New-comer Lily Collins definitely looks the part of Snow White, though she’s given less to work with than her co-stars. After Roberts, Hammer in particular gives a wonderfully committed performance to his princely role which calls for him to be charming but also very silly at times which many young actors might not have been able to do with the same degree of sincerely that he brings here.
After the Queen tries and fails to have Snow White killed by her servant (Nathan Lane), the young princess of course is left in the care of a troop of seven dwarves. Here they’re bandits instead of miners, but going with the Disney method, the dwarves are mostly identified by a simple character trait (Grub eats, Chuckles…chuckles, etc). Again, this all works, even if it’s not very original.

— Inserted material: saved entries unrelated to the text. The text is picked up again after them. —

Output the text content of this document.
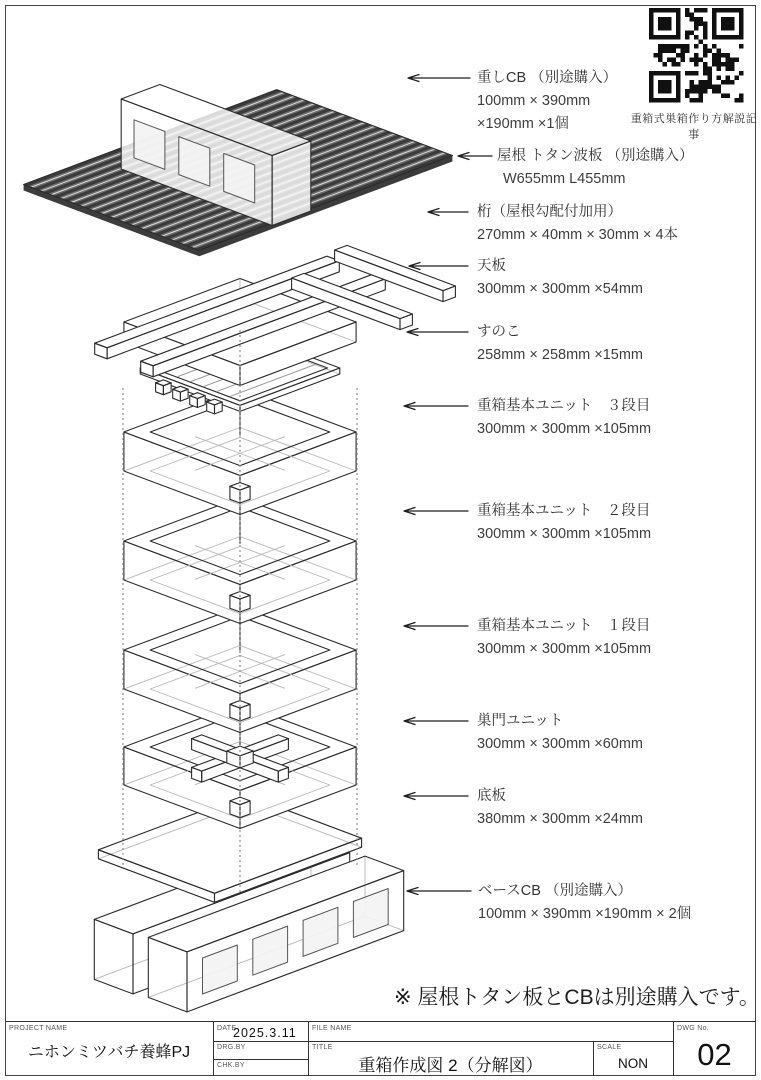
重箱式巣箱作り方解説記事
重しCB （別途購入）
100mm × 390mm
×190mm ×1個
屋根 トタン波板 （別途購入）
W655mm L455mm
桁（屋根勾配付加用）
270mm × 40mm × 30mm × 4本
天板
300mm × 300mm ×54mm
すのこ
258mm × 258mm ×15mm
重箱基本ユニット　３段目
300mm × 300mm ×105mm
重箱基本ユニット　２段目
300mm × 300mm ×105mm
重箱基本ユニット　１段目
300mm × 300mm ×105mm
巣門ユニット
300mm × 300mm ×60mm
底板
380mm × 300mm ×24mm
ベースCB （別途購入）
100mm × 390mm ×190mm × 2個
※ 屋根トタン板とCBは別途購入です。
PROJECT NAME
ニホンミツバチ養蜂PJ
DATE
2025.3.11
DRG.BY
CHK.BY
FILE NAME
TITLE
重箱作成図 2（分解図）
SCALE
NON
DWG No.
02
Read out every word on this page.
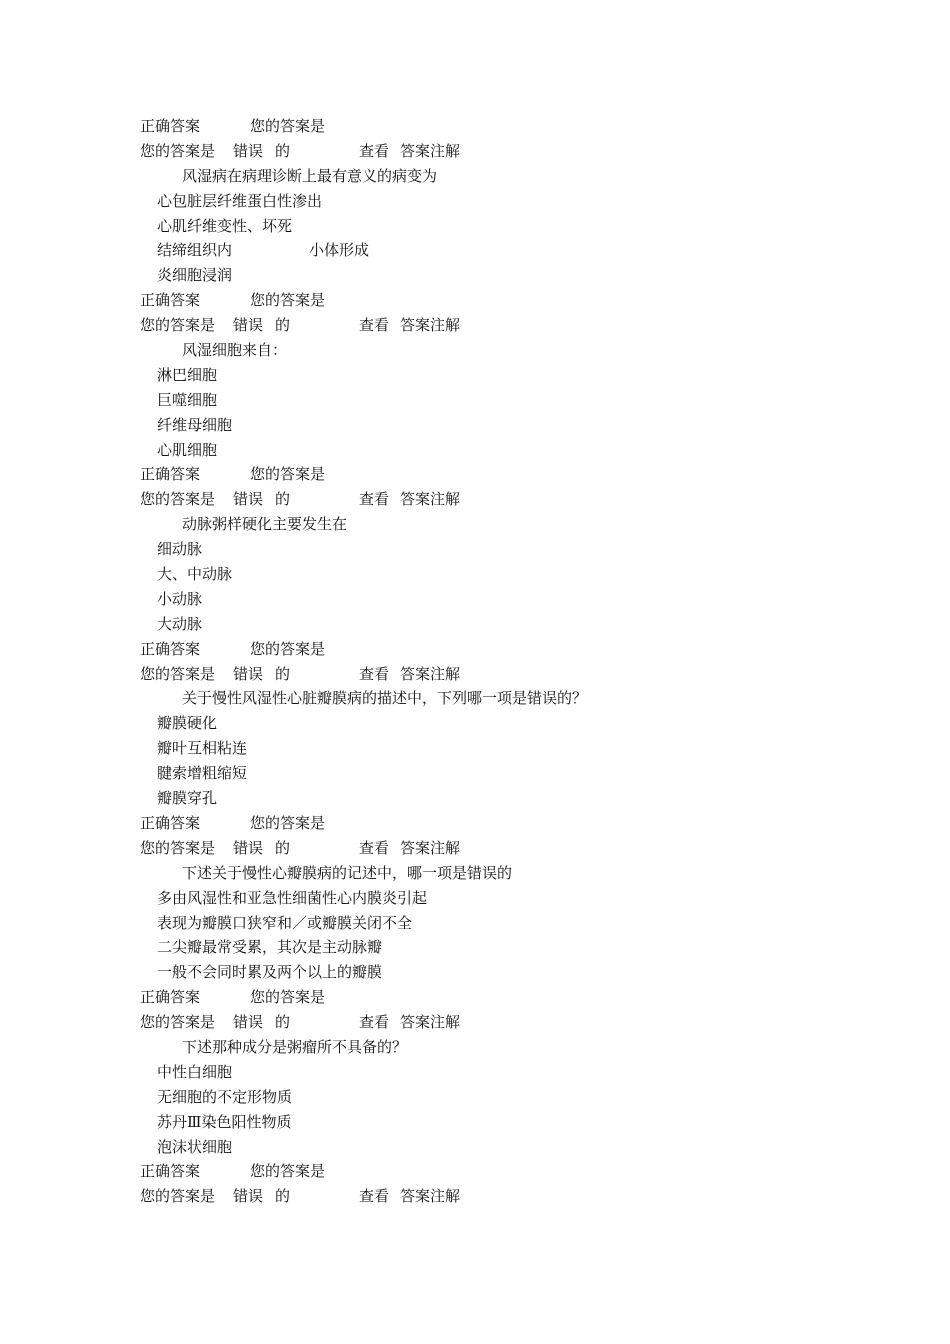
正确答案	您的答案是
您的答案是 错误 的	查看 答案注解
风湿病在病理诊断上最有意义的病变为
心包脏层纤维蛋白性渗出
心肌纤维变性、坏死
结缔组织内	小体形成
炎细胞浸润
正确答案	您的答案是
您的答案是 错误 的	查看 答案注解
风湿细胞来自：
淋巴细胞
巨噬细胞
纤维母细胞
心肌细胞
正确答案	您的答案是
您的答案是 错误 的	查看 答案注解
动脉粥样硬化主要发生在
细动脉
大、中动脉
小动脉
大动脉
正确答案	您的答案是
您的答案是 错误 的	查看 答案注解
关于慢性风湿性心脏瓣膜病的描述中，下列哪一项是错误的？
瓣膜硬化
瓣叶互相粘连
腱索增粗缩短
瓣膜穿孔
正确答案	您的答案是
您的答案是 错误 的	查看 答案注解
下述关于慢性心瓣膜病的记述中，哪一项是错误的
多由风湿性和亚急性细菌性心内膜炎引起
表现为瓣膜口狭窄和／或瓣膜关闭不全
二尖瓣最常受累，其次是主动脉瓣
一般不会同时累及两个以上的瓣膜
正确答案	您的答案是
您的答案是 错误 的	查看 答案注解
下述那种成分是粥瘤所不具备的？
中性白细胞
无细胞的不定形物质
苏丹Ⅲ染色阳性物质
泡沫状细胞
正确答案	您的答案是
您的答案是 错误 的	查看 答案注解
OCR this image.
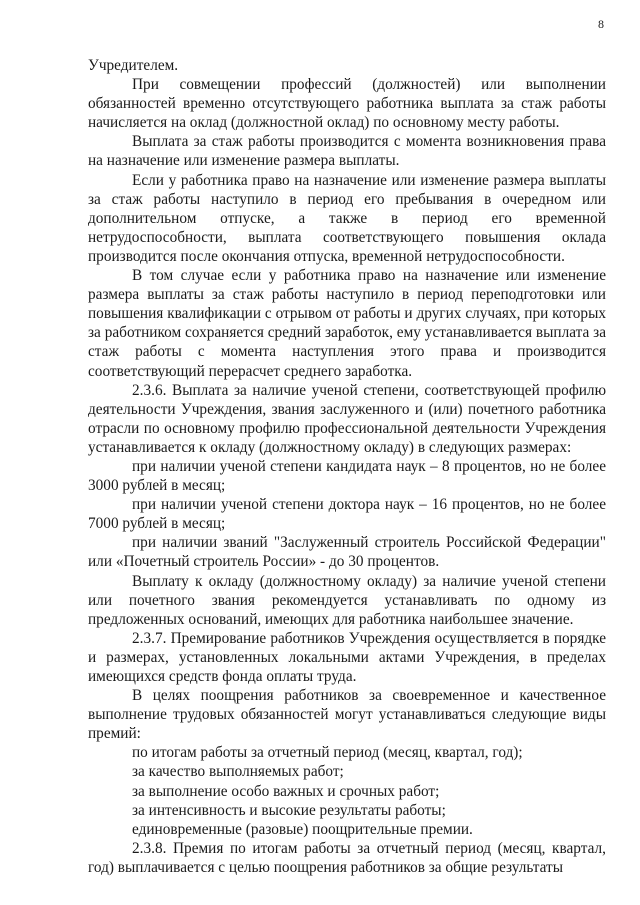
8

Учредителем.

При совмещении профессий (должностей) или выполнении обязанностей временно отсутствующего работника выплата за стаж работы начисляется на оклад (должностной оклад) по основному месту работы.

Выплата за стаж работы производится с момента возникновения права на назначение или изменение размера выплаты.

Если у работника право на назначение или изменение размера выплаты за стаж работы наступило в период его пребывания в очередном или дополнительном отпуске, а также в период его временной нетрудоспособности, выплата соответствующего повышения оклада производится после окончания отпуска, временной нетрудоспособности.

В том случае если у работника право на назначение или изменение размера выплаты за стаж работы наступило в период переподготовки или повышения квалификации с отрывом от работы и других случаях, при которых за работником сохраняется средний заработок, ему устанавливается выплата за стаж работы с момента наступления этого права и производится соответствующий перерасчет среднего заработка.

2.3.6. Выплата за наличие ученой степени, соответствующей профилю деятельности Учреждения, звания заслуженного и (или) почетного работника отрасли по основному профилю профессиональной деятельности Учреждения устанавливается к окладу (должностному окладу) в следующих размерах:

при наличии ученой степени кандидата наук – 8 процентов, но не более 3000 рублей в месяц;

при наличии ученой степени доктора наук – 16 процентов, но не более 7000 рублей в месяц;

при наличии званий "Заслуженный строитель Российской Федерации" или «Почетный строитель России» - до 30 процентов.

Выплату к окладу (должностному окладу) за наличие ученой степени или почетного звания рекомендуется устанавливать по одному из предложенных оснований, имеющих для работника наибольшее значение.

2.3.7. Премирование работников Учреждения осуществляется в порядке и размерах, установленных локальными актами Учреждения, в пределах имеющихся средств фонда оплаты труда.

В целях поощрения работников за своевременное и качественное выполнение трудовых обязанностей могут устанавливаться следующие виды премий:

по итогам работы за отчетный период (месяц, квартал, год);

за качество выполняемых работ;

за выполнение особо важных и срочных работ;

за интенсивность и высокие результаты работы;

единовременные (разовые) поощрительные премии.

2.3.8. Премия по итогам работы за отчетный период (месяц, квартал, год) выплачивается с целью поощрения работников за общие результаты
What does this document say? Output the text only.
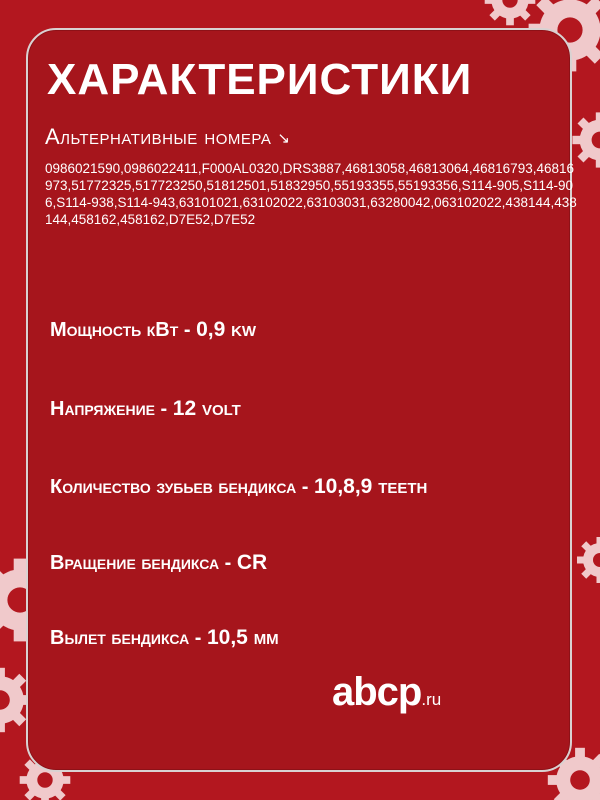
ХАРАКТЕРИСТИКИ
Альтернативные номера ↘
0986021590,0986022411,F000AL0320,DRS3887,46813058,46813064,46816793,46816973,51772325,517723250,51812501,51832950,55193355,55193356,S114-905,S114-906,S114-938,S114-943,63101021,63102022,63103031,63280042,063102022,438144,438144,458162,458162,D7E52,D7E52
Мощность кВт - 0,9 kw
Напряжение - 12 volt
Количество зубьев бендикса - 10,8,9 teeth
Вращение бендикса - CR
Вылет бендикса - 10,5 мм
abcp.ru
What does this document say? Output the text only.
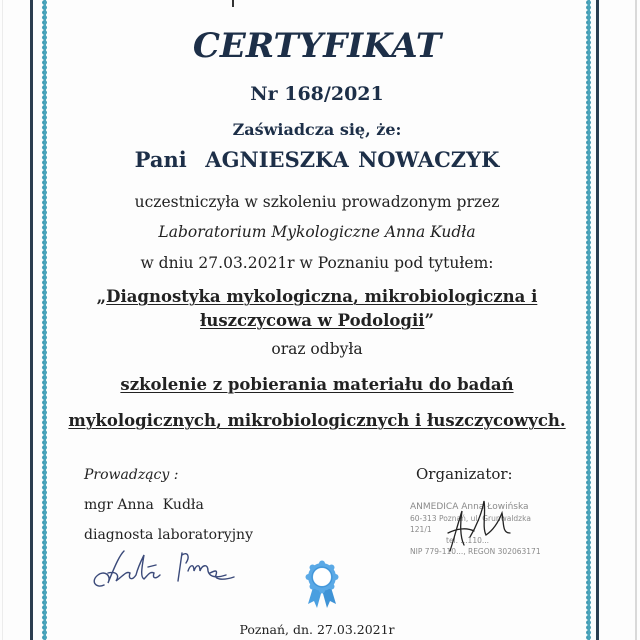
CERTYFIKAT
Nr 168/2021
Zaświadcza się, że:
Pani  AGNIESZKA NOWACZYK
uczestniczyła w szkoleniu prowadzonym przez
Laboratorium Mykologiczne Anna Kudła
w dniu 27.03.2021r w Poznaniu pod tytułem:
„Diagnostyka mykologiczna, mikrobiologiczna i
łuszczycowa w Podologii”
oraz odbyła
szkolenie z pobierania materiału do badań
mykologicznych, mikrobiologicznych i łuszczycowych.
Prowadzący :
mgr Anna  Kudła
diagnosta laboratoryjny
Organizator:
ANMEDICA Anna Łowińska
60-313 Poznań, ul. Grunwaldzka 121/1
tel. ...110...
NIP 779-110..., REGON 302063171
Poznań, dn. 27.03.2021r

If there’s an overall flaw with Snow’s story it’s that Collins isn’t exactly fit to sell the transition she’s meant to make from meek palace dweller to strong bandit-trained fighter. Nor are the stakes very high. A tiny village serves as the whole kingdom the princess is meant to be fighting for. Though perhaps I’ll be grateful for this when Snow White and the Huntsman releases its armies on audiences this summer. We’ll see.
Still the gentle humor, dazzling costumes and sweet nature of this film are enough to recommend it to anyone who enjoys a well crafted fairy tale.